Guest Column | June 8, 2016

Optimize Financial Performance With Specialty-Specific RCM Tools

Revenue Cycle Management

By Dan Montzka, M.D., CMO, Nextech

Recent payment reductions from CMS combined with increasing denials and complex coding requirements pose significant challenges to provider revenue cycle management (RCM). According to the Medical Group Management Association (MGMA), it can cost up to $25 to $30 for every claim that has to be reworked.[1] And considering the average claim denial rate is 30 percent for a medical practice’s first submission, this can drastically add up and lead to financial instability.[2]

In this challenging climate, specialty practices need to find new ways to optimize RCM performance and decrease expenses. Implementing a specialty-specific, integrated EMR, practice management and RCM system can help practices leverage valuable data that will not only eliminate potential revenue losses from the CMS fee reductions, but also increase efficiency and accuracy, reducing risk of denials.

Collecting From Patients

As patients seek to control spiraling insurance premiums, many are accepting higher deductibles and self-pay programs. As a result, many people now receive bills with charges exceeding what they expected and medical practices are put in the position of collecting 25 percent[3] of what is due directly from patients. Patients who are shocked by the amount owed or who can’t meet their financial obligations can have a significant negative impact on a provider’s cash flow. Therefore, the first opportunity to protect the revenue cycle is at the front office.

Offering transparency into how much services cost as well as offering a variety of payment options — for example, via point of service, online payment options or setting up customized payment plans that fit the patient’s budget — make patients feel empowered and cared for. These actions boost patient confidence and satisfaction, leading to loyal customers and a strong word-of-mouth reputation that enables a practice to effectively compete.

Billing And Reimbursement

Determining eligibility is essential to protecting the practice’s revenue cycle. Determining insurance eligibility is an important step in successful reimbursement, but it can also be time-consuming. Systems that incorporate an extensive payer list helps you easily obtain the latest information on patients’ coverage, including co-pays and deductibles.

A clearinghouse with an electronic eligibility (e-eligibility) service can minimize the need for patient collections. By automating insurance verification for immediate and accurate identification of coverage — eliminating a time-consuming task for staff — e-eligibility can quickly determine precise patient responsibility before services are rendered, enabling up-front collections. In addition to eliminating potential payment delays and revenue loss associated with post-care patient billing, e-eligibility helps avoid claim rejections due to eligibility verification errors.

Capturing Accurate Documentation

With meaningful use, the transition to ICD-10, and other regulatory changes — including the recently proposed MACRA ruling — the exam room offers further opportunities to improve RCM in addressing methods for documenting clinical care as claim denials due to documentation errors or omissions can be minimized in the fine-tuning of EMR templates.
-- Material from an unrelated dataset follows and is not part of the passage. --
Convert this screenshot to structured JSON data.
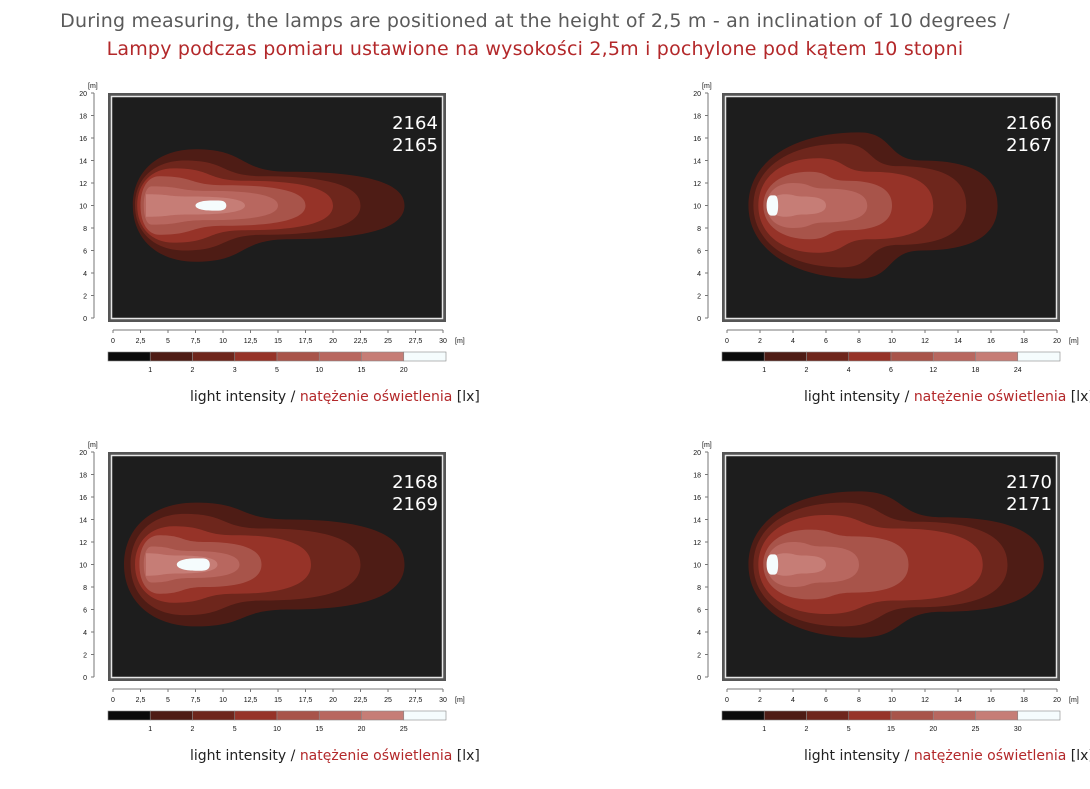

For most specialty practices, every minute spent on documentation, placing orders, billing, and other tasks means less time with patients. Most specialists use a relatively small number of codes in the course of an average day. Physicians do not need or want to scroll through an exhaustive list of findings, diagnostics, and treatments for every patient.

For example, for ophthalmologists in particular, having an ophthalmology-specific EMR that provides access to a database of patient information captured from other industry peers is essential to viewing only the most relevant ophthalmology-specific codes in an instant. As other physicians add new information to this shared knowledge base, physicians are able to add it to their drop-down menus or other templates. Having this data entered in the chart in a structured, personalized format instead of free text allows specialty practices to capture, measure, and report clinical quality performance faster, easier, and with greater specificity.

Conclusion

Changing payer models, reimbursement cuts, and the trend toward increasing self-pay are realities providers can make into an opportunity to improve financial performance. Getting in front of these changes with automation helps maximize revenue with payers and patients alike.

Specialty practices have unique needs. By implementing an integrated, specialty-specific EMR with automated RCM tools that offer payment options, insurance eligibility verification and accurate documentation, practices can save time, increase accuracy, reduce denials, and optimize financial performance.


[1] Knaub, James. “How to plug leaks in your claims revenue,” Ophthalmology Management. 1 November 2013. Web.

[2] Burnett, Sabrina and Hawkins, Cami. “Strategic Physician Onboarding: 7 Tactics for Minimizing Losses on Employed Medical Practices,” Becker’s Hospital Review. 7 January 2013. Web.